Village in Warwickshire, England

Tiddington is a village in Warwickshire, England, within the civil parish of Stratford-upon-Avon, about 1.5 mi northeast of Stratford town centre. It is located south of the River Avon, and is connected to the historic town by Tiddington Road (B4086).

==History==
There was a Roman settlement in a bend of the River Avon at Tiddington, almost 1+1/2 mi north-east of the Roman road linking Salinae (Droitwich) and Alchester. Tiddington Road follows the main axis of the settlement. There were archaeological excavations in the area in 1923–27, 1937, 1939, 1981 and 1983.

==Amenities==
Tiddington has a public house, the Crown. It has an Indian restaurant (Aladdins), a Chinese restaurant (Mr Chans) and a tapas/deli bar (Connollys). The Riverside Restaurant situated in the grounds of the caravan park is available for private function hire and public use. The Homeguard Club provides sporting activities. Stratford Town F.C. has its home ground in Knights Lane in the village, as do FC Stratford. It is also the home of Watford first team and England international goalkeeper Ben Foster.
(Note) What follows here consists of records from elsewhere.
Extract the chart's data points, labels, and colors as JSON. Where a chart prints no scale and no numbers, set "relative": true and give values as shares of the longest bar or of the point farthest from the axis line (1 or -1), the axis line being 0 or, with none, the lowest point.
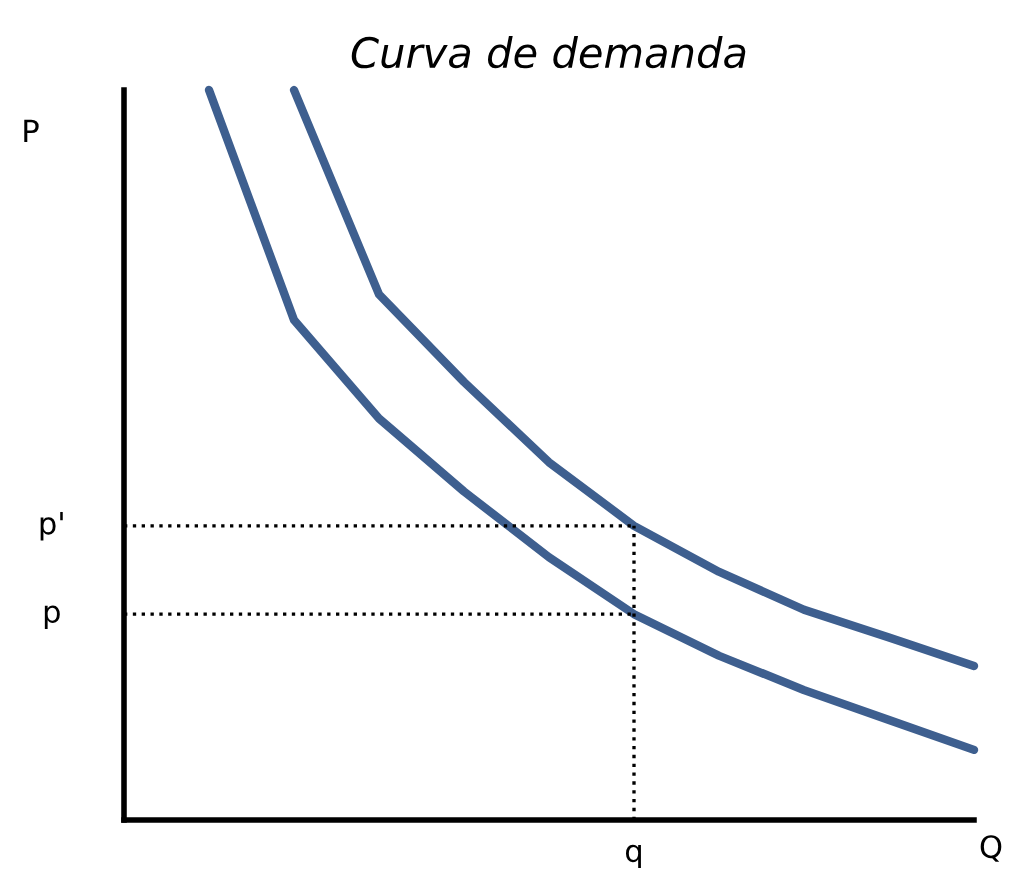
{
  "chart_data": {
    "type": "line",
    "title": "Curva de demanda",
    "xlabel": "Q",
    "ylabel": "P",
    "relative": true,
    "categories": [
      null,
      null,
      null,
      null,
      null,
      null,
      null,
      null,
      null,
      null,
      null
    ],
    "series": [
      {
        "color": "#3e5f8f",
        "values": [
          null,
          1.0,
          0.685,
          0.55,
          0.45,
          0.36,
          0.282,
          0.225,
          0.178,
          0.137,
          0.096
        ]
      },
      {
        "color": "#3e5f8f",
        "values": [
          null,
          null,
          1.0,
          0.72,
          0.6,
          0.49,
          0.403,
          0.34,
          0.288,
          0.25,
          0.211
        ]
      }
    ],
    "ref_lines": [
      {
        "axis": "y",
        "value": 0.403,
        "label": "p'",
        "color": "#000000",
        "line_style": "dotted"
      },
      {
        "axis": "y",
        "value": 0.282,
        "label": "p",
        "color": "#000000",
        "line_style": "dotted"
      }
    ],
    "annotations": [
      "q"
    ],
    "marker": "none",
    "line_style": "solid"
  }
}
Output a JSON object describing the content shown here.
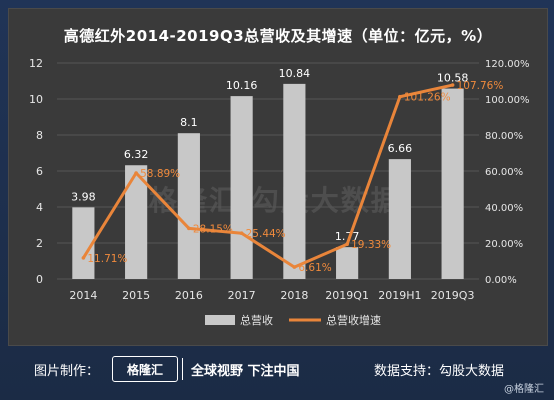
{
  "chart_data": {
    "type": "bar",
    "title": "高德红外2014-2019Q3总营收及其增速（单位：亿元，%）",
    "categories": [
      "2014",
      "2015",
      "2016",
      "2017",
      "2018",
      "2019Q1",
      "2019H1",
      "2019Q3"
    ],
    "series": [
      {
        "name": "总营收",
        "type": "bar",
        "axis": "left",
        "values": [
          3.98,
          6.32,
          8.1,
          10.16,
          10.84,
          1.77,
          6.66,
          10.58
        ],
        "labels": [
          "3.98",
          "6.32",
          "8.1",
          "10.16",
          "10.84",
          "1.77",
          "6.66",
          "10.58"
        ]
      },
      {
        "name": "总营收增速",
        "type": "line",
        "axis": "right",
        "values": [
          11.71,
          58.89,
          28.15,
          25.44,
          6.61,
          19.33,
          101.26,
          107.76
        ],
        "labels": [
          "11.71%",
          "58.89%",
          "28.15%",
          "25.44%",
          "6.61%",
          "19.33%",
          "101.26%",
          "107.76%"
        ]
      }
    ],
    "y_left": {
      "range": [
        0,
        12
      ],
      "ticks": [
        "0",
        "2",
        "4",
        "6",
        "8",
        "10",
        "12"
      ]
    },
    "y_right": {
      "range": [
        0,
        120
      ],
      "ticks": [
        "0.00%",
        "20.00%",
        "40.00%",
        "60.00%",
        "80.00%",
        "100.00%",
        "120.00%"
      ]
    },
    "grid": true,
    "legend": "bottom",
    "colors": {
      "bar": "#c8c8c8",
      "line": "#e9853a",
      "background": "#3a3a3a"
    }
  },
  "watermark": "格隆汇  勾股大数据",
  "footer": {
    "left_label": "图片制作：",
    "brand": "格隆汇",
    "slogan": "全球视野 下注中国",
    "right_label": "数据支持：",
    "right_source": "勾股大数据",
    "credit": "@格隆汇"
  }
}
Monroe Devis Maternity Home was a National Health Service hospital in Tiddington. It was opened in 1945 and closed in 1985. There was a geriatric psychiatric hospital in Tiddington until 2006, when the NHS merged it with the main hospital in Stratford-upon-Avon.

The X15 and X18 buses provide transport between Stratford and Coventry, whilst the nearest railway station is at also at Stratford.